A New Desalination Pump Help Define the pH of Ocean Worlds
Amit Levi, Dimitar Sasselov

TL;DR
This paper proposes a desalination pump mechanism that can create highly acidic, low-salinity oceans on exoplanets with high-pressure ice mantles, impacting their habitability and chemical environment.
Contribution
It introduces a novel desalination pump mechanism for ocean exoplanets, specifically analyzing its effects on ocean salinity and pH, with potential applications beyond super-Earths.
Findings
Oceans can have pH levels between 2 and 4.
The desalination pump can produce extremely low salinity oceans.

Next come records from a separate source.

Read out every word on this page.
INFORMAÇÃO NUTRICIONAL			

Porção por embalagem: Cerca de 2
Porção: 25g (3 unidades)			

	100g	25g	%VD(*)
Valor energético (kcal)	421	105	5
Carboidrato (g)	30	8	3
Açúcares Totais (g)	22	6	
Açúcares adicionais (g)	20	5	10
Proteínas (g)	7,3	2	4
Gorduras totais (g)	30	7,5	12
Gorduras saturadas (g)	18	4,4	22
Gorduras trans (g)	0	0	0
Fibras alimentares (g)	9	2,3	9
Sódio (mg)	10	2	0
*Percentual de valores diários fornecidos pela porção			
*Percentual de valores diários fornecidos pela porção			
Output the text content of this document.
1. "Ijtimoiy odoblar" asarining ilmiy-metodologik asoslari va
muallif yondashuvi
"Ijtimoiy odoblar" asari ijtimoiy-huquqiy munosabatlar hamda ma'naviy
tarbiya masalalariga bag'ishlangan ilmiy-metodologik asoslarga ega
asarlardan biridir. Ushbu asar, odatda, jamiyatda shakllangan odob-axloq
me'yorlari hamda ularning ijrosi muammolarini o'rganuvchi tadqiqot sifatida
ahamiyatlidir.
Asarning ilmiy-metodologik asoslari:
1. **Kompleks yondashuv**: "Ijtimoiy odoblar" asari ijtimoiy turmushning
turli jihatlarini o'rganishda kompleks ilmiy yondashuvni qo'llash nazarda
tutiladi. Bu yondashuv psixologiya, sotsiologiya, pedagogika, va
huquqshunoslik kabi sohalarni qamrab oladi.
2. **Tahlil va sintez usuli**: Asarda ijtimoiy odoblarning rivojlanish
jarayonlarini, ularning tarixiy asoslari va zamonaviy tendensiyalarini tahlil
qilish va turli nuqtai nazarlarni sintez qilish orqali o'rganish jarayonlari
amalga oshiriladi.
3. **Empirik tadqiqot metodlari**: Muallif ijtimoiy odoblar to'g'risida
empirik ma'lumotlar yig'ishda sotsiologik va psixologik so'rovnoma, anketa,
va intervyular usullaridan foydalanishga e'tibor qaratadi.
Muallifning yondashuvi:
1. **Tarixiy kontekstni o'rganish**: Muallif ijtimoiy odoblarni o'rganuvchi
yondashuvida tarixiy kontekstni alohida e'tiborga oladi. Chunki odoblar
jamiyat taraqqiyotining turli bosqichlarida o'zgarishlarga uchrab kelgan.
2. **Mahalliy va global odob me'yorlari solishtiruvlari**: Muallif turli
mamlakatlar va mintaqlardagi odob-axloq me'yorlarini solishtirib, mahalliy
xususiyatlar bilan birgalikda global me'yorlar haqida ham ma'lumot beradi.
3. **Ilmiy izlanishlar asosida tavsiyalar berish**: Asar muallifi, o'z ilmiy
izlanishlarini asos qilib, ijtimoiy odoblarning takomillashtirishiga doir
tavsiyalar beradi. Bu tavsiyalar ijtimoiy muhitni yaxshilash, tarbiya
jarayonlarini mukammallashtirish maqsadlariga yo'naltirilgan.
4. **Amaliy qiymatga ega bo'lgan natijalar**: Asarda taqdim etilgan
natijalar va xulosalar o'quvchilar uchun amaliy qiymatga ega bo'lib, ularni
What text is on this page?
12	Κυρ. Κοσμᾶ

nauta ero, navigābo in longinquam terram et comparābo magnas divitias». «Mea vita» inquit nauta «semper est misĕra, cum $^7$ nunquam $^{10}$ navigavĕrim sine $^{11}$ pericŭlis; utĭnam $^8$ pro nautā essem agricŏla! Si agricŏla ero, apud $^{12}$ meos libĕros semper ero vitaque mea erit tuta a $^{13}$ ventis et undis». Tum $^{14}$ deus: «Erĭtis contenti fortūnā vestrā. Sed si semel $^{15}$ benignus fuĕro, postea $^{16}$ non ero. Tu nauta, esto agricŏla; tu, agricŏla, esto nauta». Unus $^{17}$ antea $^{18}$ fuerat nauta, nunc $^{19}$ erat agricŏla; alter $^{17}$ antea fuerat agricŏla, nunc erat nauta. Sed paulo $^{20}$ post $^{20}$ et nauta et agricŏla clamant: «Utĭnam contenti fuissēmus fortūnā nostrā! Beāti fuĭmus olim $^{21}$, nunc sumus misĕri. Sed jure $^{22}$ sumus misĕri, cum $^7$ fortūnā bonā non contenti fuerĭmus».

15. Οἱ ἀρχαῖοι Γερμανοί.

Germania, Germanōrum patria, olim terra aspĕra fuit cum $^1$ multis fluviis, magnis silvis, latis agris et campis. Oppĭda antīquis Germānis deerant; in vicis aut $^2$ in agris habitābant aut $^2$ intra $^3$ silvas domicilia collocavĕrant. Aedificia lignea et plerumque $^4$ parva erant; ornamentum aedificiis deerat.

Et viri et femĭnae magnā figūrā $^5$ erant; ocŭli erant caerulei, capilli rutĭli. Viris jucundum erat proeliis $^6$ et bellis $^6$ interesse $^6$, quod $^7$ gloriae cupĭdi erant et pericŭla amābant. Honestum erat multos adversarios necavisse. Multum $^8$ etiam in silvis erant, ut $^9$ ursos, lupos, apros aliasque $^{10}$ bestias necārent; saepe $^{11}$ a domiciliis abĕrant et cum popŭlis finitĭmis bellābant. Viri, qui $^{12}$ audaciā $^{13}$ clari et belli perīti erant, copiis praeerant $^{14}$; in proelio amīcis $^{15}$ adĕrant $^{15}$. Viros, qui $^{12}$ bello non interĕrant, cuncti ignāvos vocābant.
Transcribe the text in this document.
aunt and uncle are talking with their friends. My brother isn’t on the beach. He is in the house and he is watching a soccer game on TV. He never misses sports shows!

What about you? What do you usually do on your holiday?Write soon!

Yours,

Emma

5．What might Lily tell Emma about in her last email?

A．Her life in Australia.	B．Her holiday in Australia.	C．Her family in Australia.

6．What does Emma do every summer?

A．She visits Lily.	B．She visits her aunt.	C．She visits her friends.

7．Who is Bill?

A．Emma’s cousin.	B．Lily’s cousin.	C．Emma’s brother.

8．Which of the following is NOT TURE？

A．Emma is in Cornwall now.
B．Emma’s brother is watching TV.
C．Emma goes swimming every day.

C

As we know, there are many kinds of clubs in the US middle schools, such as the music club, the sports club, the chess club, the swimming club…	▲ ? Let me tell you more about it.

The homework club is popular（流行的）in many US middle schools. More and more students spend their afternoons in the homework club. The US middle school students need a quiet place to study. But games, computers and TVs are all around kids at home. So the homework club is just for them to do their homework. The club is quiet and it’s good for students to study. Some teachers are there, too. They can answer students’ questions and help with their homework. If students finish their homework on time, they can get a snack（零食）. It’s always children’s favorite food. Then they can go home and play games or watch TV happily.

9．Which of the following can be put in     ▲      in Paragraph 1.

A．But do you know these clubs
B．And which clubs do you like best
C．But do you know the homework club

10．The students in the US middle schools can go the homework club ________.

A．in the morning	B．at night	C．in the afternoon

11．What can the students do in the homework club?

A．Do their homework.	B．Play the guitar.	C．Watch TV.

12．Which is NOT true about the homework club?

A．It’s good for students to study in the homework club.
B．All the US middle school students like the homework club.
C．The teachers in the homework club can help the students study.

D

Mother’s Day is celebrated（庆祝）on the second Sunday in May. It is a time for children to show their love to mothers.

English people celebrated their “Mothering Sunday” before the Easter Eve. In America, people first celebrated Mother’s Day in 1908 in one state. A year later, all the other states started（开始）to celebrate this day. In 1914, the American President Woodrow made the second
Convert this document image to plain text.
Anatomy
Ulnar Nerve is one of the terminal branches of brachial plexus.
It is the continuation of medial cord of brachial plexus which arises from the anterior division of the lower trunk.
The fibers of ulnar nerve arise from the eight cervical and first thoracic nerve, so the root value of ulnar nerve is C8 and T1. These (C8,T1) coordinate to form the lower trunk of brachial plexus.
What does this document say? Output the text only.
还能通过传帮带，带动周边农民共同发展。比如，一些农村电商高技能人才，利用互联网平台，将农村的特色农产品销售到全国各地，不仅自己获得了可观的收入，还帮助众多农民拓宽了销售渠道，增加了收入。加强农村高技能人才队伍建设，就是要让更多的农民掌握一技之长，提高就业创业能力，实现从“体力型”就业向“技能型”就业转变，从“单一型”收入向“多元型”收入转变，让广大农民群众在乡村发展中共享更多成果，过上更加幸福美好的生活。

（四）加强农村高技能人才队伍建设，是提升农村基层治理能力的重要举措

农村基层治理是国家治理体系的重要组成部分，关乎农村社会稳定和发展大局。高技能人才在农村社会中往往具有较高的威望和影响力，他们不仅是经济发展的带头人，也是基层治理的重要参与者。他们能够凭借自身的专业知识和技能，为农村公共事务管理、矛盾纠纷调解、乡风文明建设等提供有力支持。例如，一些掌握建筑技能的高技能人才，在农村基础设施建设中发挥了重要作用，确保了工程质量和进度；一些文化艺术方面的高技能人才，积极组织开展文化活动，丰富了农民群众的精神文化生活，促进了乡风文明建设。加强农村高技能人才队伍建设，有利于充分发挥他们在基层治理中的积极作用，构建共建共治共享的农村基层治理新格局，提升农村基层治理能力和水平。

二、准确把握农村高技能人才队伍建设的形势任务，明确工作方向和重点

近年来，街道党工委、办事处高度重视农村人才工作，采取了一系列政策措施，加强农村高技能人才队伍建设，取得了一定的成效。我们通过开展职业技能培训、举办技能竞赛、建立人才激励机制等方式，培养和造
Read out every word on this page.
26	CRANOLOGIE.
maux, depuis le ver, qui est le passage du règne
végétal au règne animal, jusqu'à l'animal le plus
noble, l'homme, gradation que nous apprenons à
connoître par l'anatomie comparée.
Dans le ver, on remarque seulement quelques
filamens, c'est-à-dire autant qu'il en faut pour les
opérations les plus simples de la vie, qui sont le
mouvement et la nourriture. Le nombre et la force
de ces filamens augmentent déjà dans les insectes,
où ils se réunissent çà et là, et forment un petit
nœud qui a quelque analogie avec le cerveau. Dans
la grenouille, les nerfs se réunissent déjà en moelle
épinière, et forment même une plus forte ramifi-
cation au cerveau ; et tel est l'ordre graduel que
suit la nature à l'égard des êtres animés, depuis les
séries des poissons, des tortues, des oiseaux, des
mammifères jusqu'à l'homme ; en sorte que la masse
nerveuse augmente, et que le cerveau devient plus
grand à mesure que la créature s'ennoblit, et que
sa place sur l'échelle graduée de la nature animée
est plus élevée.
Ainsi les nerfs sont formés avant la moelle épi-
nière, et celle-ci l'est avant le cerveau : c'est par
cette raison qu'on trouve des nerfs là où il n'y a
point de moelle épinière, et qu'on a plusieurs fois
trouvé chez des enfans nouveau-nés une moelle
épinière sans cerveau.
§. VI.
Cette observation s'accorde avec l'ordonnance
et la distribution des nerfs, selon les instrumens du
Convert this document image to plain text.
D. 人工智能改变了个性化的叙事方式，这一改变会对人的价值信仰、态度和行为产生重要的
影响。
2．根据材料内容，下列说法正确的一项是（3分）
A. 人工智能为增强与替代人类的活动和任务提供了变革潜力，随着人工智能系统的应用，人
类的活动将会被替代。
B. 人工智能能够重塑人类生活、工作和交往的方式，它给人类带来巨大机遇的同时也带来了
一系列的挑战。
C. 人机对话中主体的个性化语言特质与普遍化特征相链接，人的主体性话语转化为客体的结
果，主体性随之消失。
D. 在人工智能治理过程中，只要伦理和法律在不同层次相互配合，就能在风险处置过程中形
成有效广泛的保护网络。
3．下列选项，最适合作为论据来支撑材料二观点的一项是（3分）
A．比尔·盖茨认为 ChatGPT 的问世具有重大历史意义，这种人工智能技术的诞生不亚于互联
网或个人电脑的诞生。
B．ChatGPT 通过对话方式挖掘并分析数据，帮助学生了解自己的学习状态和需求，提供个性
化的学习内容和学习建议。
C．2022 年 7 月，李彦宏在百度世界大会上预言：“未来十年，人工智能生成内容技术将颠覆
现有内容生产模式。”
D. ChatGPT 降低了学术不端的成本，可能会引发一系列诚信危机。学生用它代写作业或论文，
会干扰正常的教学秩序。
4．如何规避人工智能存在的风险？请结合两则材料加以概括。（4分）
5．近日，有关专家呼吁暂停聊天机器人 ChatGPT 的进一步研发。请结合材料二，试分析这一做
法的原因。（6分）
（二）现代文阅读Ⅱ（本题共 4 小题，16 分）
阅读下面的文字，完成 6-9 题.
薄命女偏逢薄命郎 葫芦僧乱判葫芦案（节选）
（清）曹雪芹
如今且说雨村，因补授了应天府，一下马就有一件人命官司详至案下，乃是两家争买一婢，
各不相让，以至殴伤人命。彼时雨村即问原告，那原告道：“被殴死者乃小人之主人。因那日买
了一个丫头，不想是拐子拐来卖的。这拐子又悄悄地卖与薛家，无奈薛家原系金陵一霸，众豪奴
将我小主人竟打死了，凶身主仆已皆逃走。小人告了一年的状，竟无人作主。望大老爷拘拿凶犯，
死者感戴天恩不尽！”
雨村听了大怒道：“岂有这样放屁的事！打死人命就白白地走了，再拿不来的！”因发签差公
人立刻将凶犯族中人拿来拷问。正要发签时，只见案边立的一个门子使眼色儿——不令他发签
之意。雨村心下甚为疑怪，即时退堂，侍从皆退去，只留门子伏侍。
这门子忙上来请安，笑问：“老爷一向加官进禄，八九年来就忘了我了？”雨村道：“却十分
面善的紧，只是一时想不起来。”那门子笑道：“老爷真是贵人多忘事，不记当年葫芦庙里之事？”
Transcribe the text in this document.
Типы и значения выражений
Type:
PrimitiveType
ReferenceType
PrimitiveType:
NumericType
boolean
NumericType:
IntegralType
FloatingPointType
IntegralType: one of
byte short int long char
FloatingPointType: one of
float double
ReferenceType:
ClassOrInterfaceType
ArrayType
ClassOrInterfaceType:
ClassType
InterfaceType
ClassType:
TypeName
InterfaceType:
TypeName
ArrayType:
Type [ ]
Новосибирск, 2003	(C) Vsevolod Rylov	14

Exoplanet oceans may be more acidic than previously thought.
Abstract
We study ocean exoplanets, for which the global surface ocean is separated from the rocky interior by a high-pressure ice mantle. We describe a mechanism that can pump salts out of the ocean, resulting in oceans of very low salinity. Here we focus on the H2O-NaCl system, though we discuss the application of this pump to other salts as well. We find our ocean worlds to be acidic, with a pH in the range of 2-4. We discuss and compare between the conditions found within our studied oceans and the conditions in which polyextremophiles were discovered. This work focuses on exoplanets in the super-Earth mass range (2 M_Earth), with water composing at least a few percent of their mass. Although, the principal of the desalination pump may extend beyond this mass range.